Despite the tremendous drop in occupancy rates, revenues and tourist arrivals in the past few months, hotels across Egypt saw major rate increases during the Eid vacation.

The price hikes took place amid calls and promotional campaigns aimed to boost domestic tourism in the country to support the struggling sector.

Tourism in Egypt, an important sector of the economy, was hit hard in the aftermath of a series of incidents during the past months, the most prominent of which was the downing of a Russian airliner last October that killed all 224 people on board.

The number of incoming tourists in July 2016 dropped by 41.9 per cent compared to a year earlier, while according to a report by Moody's Investors Service, revenues of the tourism sector fell to $551 million in the first quarter of 2016 to record its lowest level since 1998.

Despite the drop in occupancy rate and efforts done to revive the tourism sector, hotels increased their prices during the past period, according to domestic tourism director at Infinity Tourism Company Hadi Shehta.

“The average rate of a double room in Sharm El-Sheikh increased from EGP 650 to EGP 850 per night, which marks around 30 per cent increase,” Shehta said.

Shehta said that hotels justify raising their rates by the general increase in the prices of all products. “Hotels say that prices of food and services increased so they have to raise their rates too,” he added.

He explained that in return the tourism companies raise their prices to keep their profit margins. This subsequently led to a decline in demand, despite the Eid El-Adha vacation being a high season for domestic tourism.

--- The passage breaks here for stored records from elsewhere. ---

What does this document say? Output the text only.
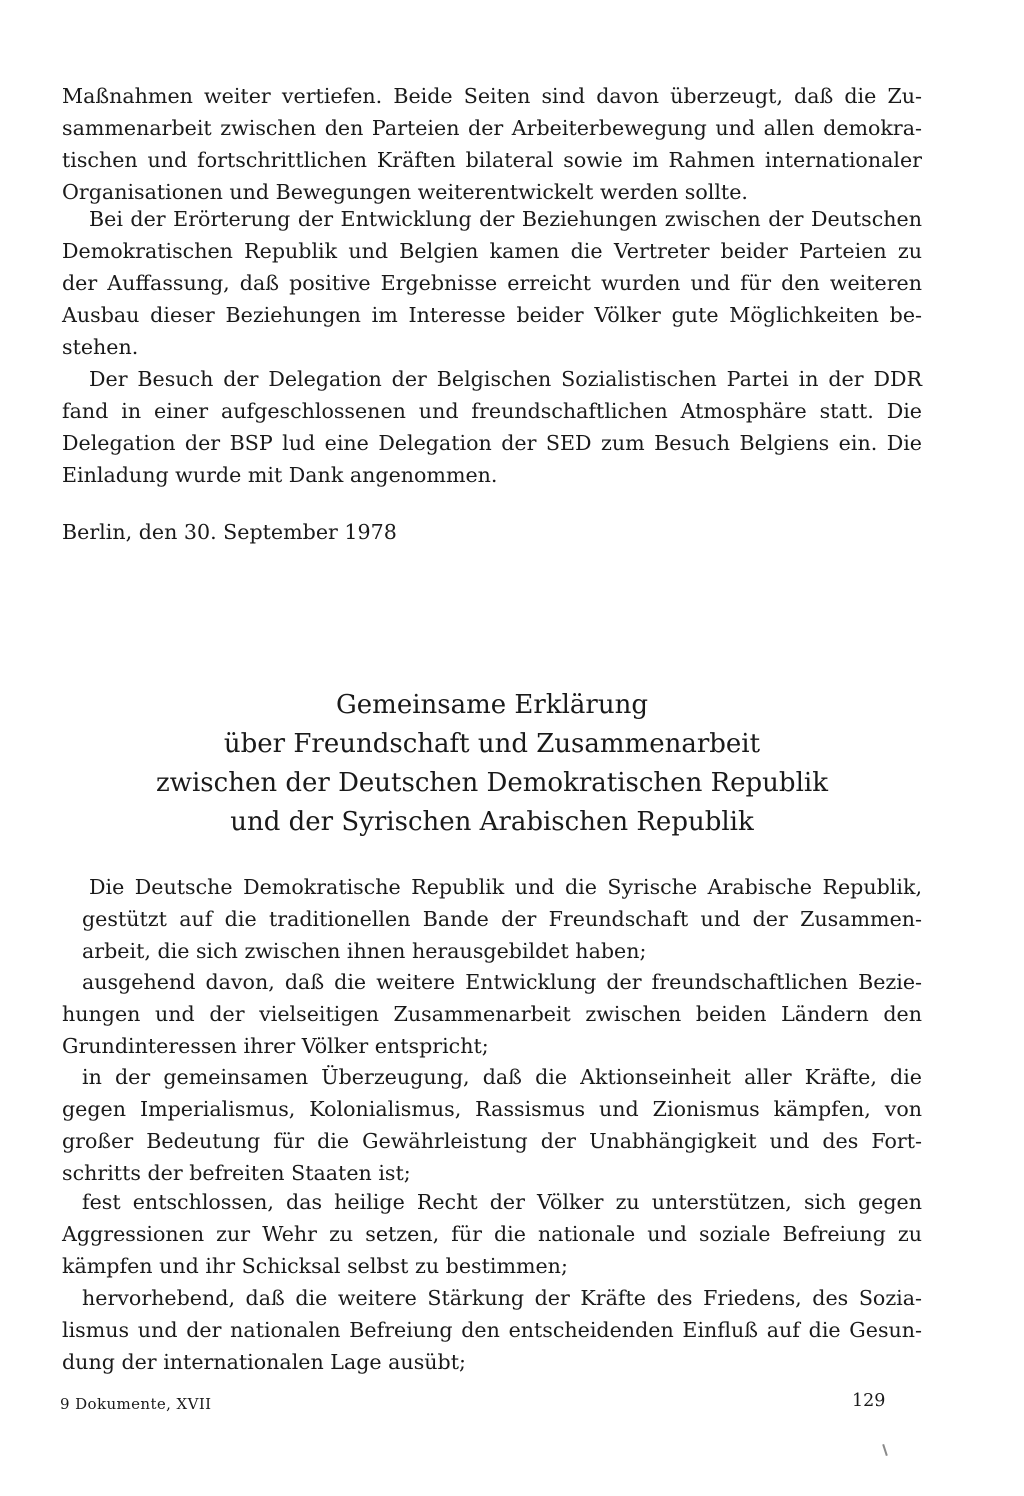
Maßnahmen weiter vertiefen. Beide Seiten sind davon überzeugt, daß die Zu-
sammenarbeit zwischen den Parteien der Arbeiterbewegung und allen demokra-
tischen und fortschrittlichen Kräften bilateral sowie im Rahmen internationaler
Organisationen und Bewegungen weiterentwickelt werden sollte.

Bei der Erörterung der Entwicklung der Beziehungen zwischen der Deutschen
Demokratischen Republik und Belgien kamen die Vertreter beider Parteien zu
der Auffassung, daß positive Ergebnisse erreicht wurden und für den weiteren
Ausbau dieser Beziehungen im Interesse beider Völker gute Möglichkeiten be-
stehen.

Der Besuch der Delegation der Belgischen Sozialistischen Partei in der DDR
fand in einer aufgeschlossenen und freundschaftlichen Atmosphäre statt. Die
Delegation der BSP lud eine Delegation der SED zum Besuch Belgiens ein. Die
Einladung wurde mit Dank angenommen.

Berlin, den 30. September 1978

Gemeinsame Erklärung
über Freundschaft und Zusammenarbeit
zwischen der Deutschen Demokratischen Republik
und der Syrischen Arabischen Republik

Die Deutsche Demokratische Republik und die Syrische Arabische Republik,
gestützt auf die traditionellen Bande der Freundschaft und der Zusammen-
arbeit, die sich zwischen ihnen herausgebildet haben;

ausgehend davon, daß die weitere Entwicklung der freundschaftlichen Bezie-
hungen und der vielseitigen Zusammenarbeit zwischen beiden Ländern den
Grundinteressen ihrer Völker entspricht;

in der gemeinsamen Überzeugung, daß die Aktionseinheit aller Kräfte, die
gegen Imperialismus, Kolonialismus, Rassismus und Zionismus kämpfen, von
großer Bedeutung für die Gewährleistung der Unabhängigkeit und des Fort-
schritts der befreiten Staaten ist;

fest entschlossen, das heilige Recht der Völker zu unterstützen, sich gegen
Aggressionen zur Wehr zu setzen, für die nationale und soziale Befreiung zu
kämpfen und ihr Schicksal selbst zu bestimmen;

hervorhebend, daß die weitere Stärkung der Kräfte des Friedens, des Sozia-
lismus und der nationalen Befreiung den entscheidenden Einfluß auf die Gesun-
dung der internationalen Lage ausübt;

9 Dokumente, XVII	129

“Bookings with our company saw a 40 per cent decline compared to the same period last year,” Shehta said, ascribing the decline to poor economic conditions and the start of the school year within few days.

However, director of domestic tourism sector at American Express Tourism Company Ahmed Ali said that the demand is high despite the increase in prices.

“Hotels are exploiting this period [Eid vacation] to compensate for the recession over the past months,” Ali said, explaining the reason behind the increase in prices.

He tied the increase to supply and demand economics, saying that after the Eid hotels will return to operating at quarter of their capacity due to the decline of international tourism.

“A room [at Ain al-Sokhna] used to cost EGP 700 during normal days, but on the first day of the Eid it costs EGP 1000. It reaches EGP 3000 starting from the third day of Eid,” Ali added.

Reham Mahmoud, who is responsible for domestic tourism at Quick Group, ascribed the rise to the recent campaigns aiming to revive tourism, saying hotels are trying to target citizens who belong to certain social and economic classes.

“Special offers aimed to revive tourism caused problems for hotels, leading them to increase their rates,” Mahmoud said.

After Moscow suspended all flights to Egypt following the Russian plane crash and the UK halted all flights to and from Sharm el-Sheikh, the ministry of tourism launched a promotional domestic tourism campaign.

EgyptAir, the country's state-owned airline company, has also launched a campaign in July to encourage Egyptians to support domestic tourism and spend their holidays inside the country.

The company has reportedly offered four-day deals, inclusive of flights, in Sharm al-Sheikh, Hurghada and Luxor, with prices that start at EGP 990 in a three-star hotel, EGP 1095 at a four-star hotel, and EGP 1350 at a five-star hotel.

Following these campaigns, a number of hotels complained over the behaviour of some of the Egyptian tourists, saying they dressed "inappropriately" on beaches and wasted large amounts of food at buffets.

“Hotels decided to raise their prices to target a specific category,” she explained.

Mahmoud said that despite the increase in prices, there are still some 3-star and 4-star hotels that offer bookings at moderate prices.